The mass left after 2 strokes: m2 = m1 x 0.85 = m0 x 0.85^2, etc...
and so m3 = .... I'll leave that up to you!
This forms a geometrice progression.
So the mass left after r strokes mr = m0 x 0.85^r.

For the second part, your approach is incorrect. You need to find r such that mr = 0.01 x m0, ie you need to find r such that 0.85^r = 0.01. Hint: That will involve logs!!

A vacuum pump removes 15% of the air that is in a container at the beginning of a stroke. If mr is the mass of air in the container after the r th stroke:

(i) express m2 and m3 in terms of the original mass m0

(ii) how many strokes are required to obtain 1% of the original mass?

so assuming mr is the mass of air after rth stroke i am assuming m2 must be the 2nd stroke =m1(15%) +m2,m3 must be m2 +m1 so we have a number series going on.

if mo is total air mass ie mo =100% can i express m2 and m3 as a percentage of mo ie m2 must equal 30% and m3 must equal 45% of mo respectively?not sure thats accurate enough.

qii. i will need to think more about,if every stroke assuming its in equilibrium removes 15% of air every time 100/15 =approx 7 strokes required to get to this point maybe thats also too simplistic.
----------------------------------------------------------

your assuming the vacuum takes out 15 percent of the full tank. it actually removes 15% of whats left.
e.g
M=(100% full tank),
M-Mx15% will give you the air left after first stroke,
which can be written as Mx0.85, now on the second stroke you remove another 15% hence (Mx0.85)x0.85.... etc
now for r strokes the mass (should really be volume) of air in the tank is given by Mx0.85^r

(i) express m2 and m3 in terms of the original mass m0

m2 is the mass of air after the second stroke hence m0x0.85^2, since m0 = M
m3 = m0x0.85^3

(ii) how many strokes are required to obtain 1% of the original mass?

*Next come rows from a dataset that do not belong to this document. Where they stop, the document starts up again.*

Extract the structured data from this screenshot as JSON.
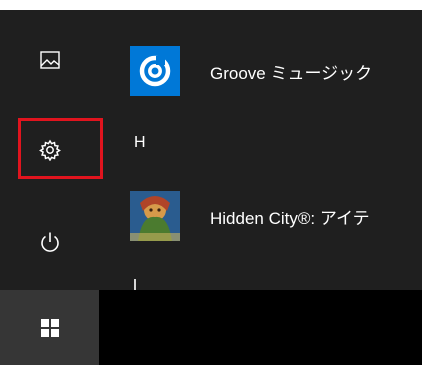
{
  "sidebar": {
    "pictures_icon": "pictures-icon",
    "settings_icon": "gear-icon",
    "power_icon": "power-icon"
  },
  "apps": [
    {
      "label": "Groove ミュージック",
      "icon": "groove-music-icon",
      "tile_color": "#0078d7"
    },
    {
      "label": "Hidden City®: アイテ",
      "icon": "hidden-city-icon",
      "tile_color": "#0a3f7a"
    }
  ],
  "section_letter": "H",
  "taskbar": {
    "start_icon": "windows-logo-icon"
  },
  "colors": {
    "start_menu_bg": "#1f1f1f",
    "taskbar": "#000000",
    "start_button_bg": "#363636",
    "highlight": "#e0141e",
    "accent": "#0078d7"
  }
}
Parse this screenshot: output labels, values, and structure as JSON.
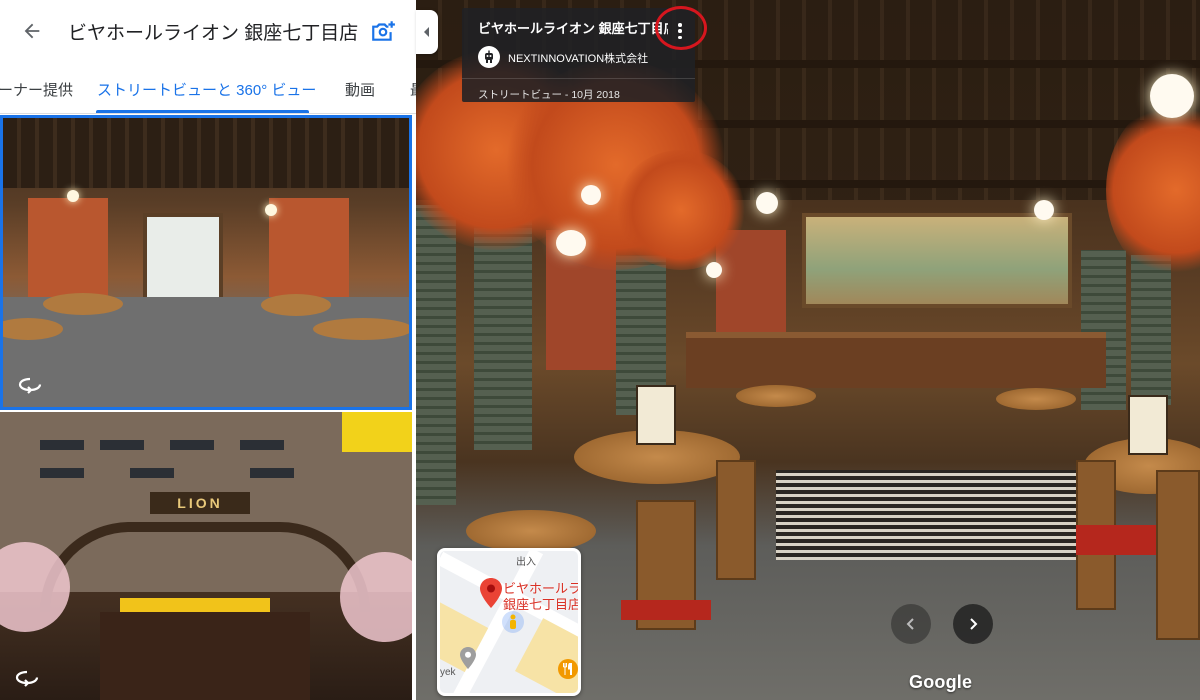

now this part requires logs so i doubt you can do this.
but heres how it goes:

Mx0.85^r = 1%, where M is a full tank (100%)

1x0.85^r=1/100

Log(base(0.85)) 1/100 = r

r=28.3.....

so it would take about 29 strokes to get 1% fuel.

many thanks for reply and "words of encouragement", its obviously a bit more complicated than i anticipated,then you prob guessed that.

i shall have to try and redo this lesson again in the hope i can understand it better, hate logs and powers why are they so complicated?.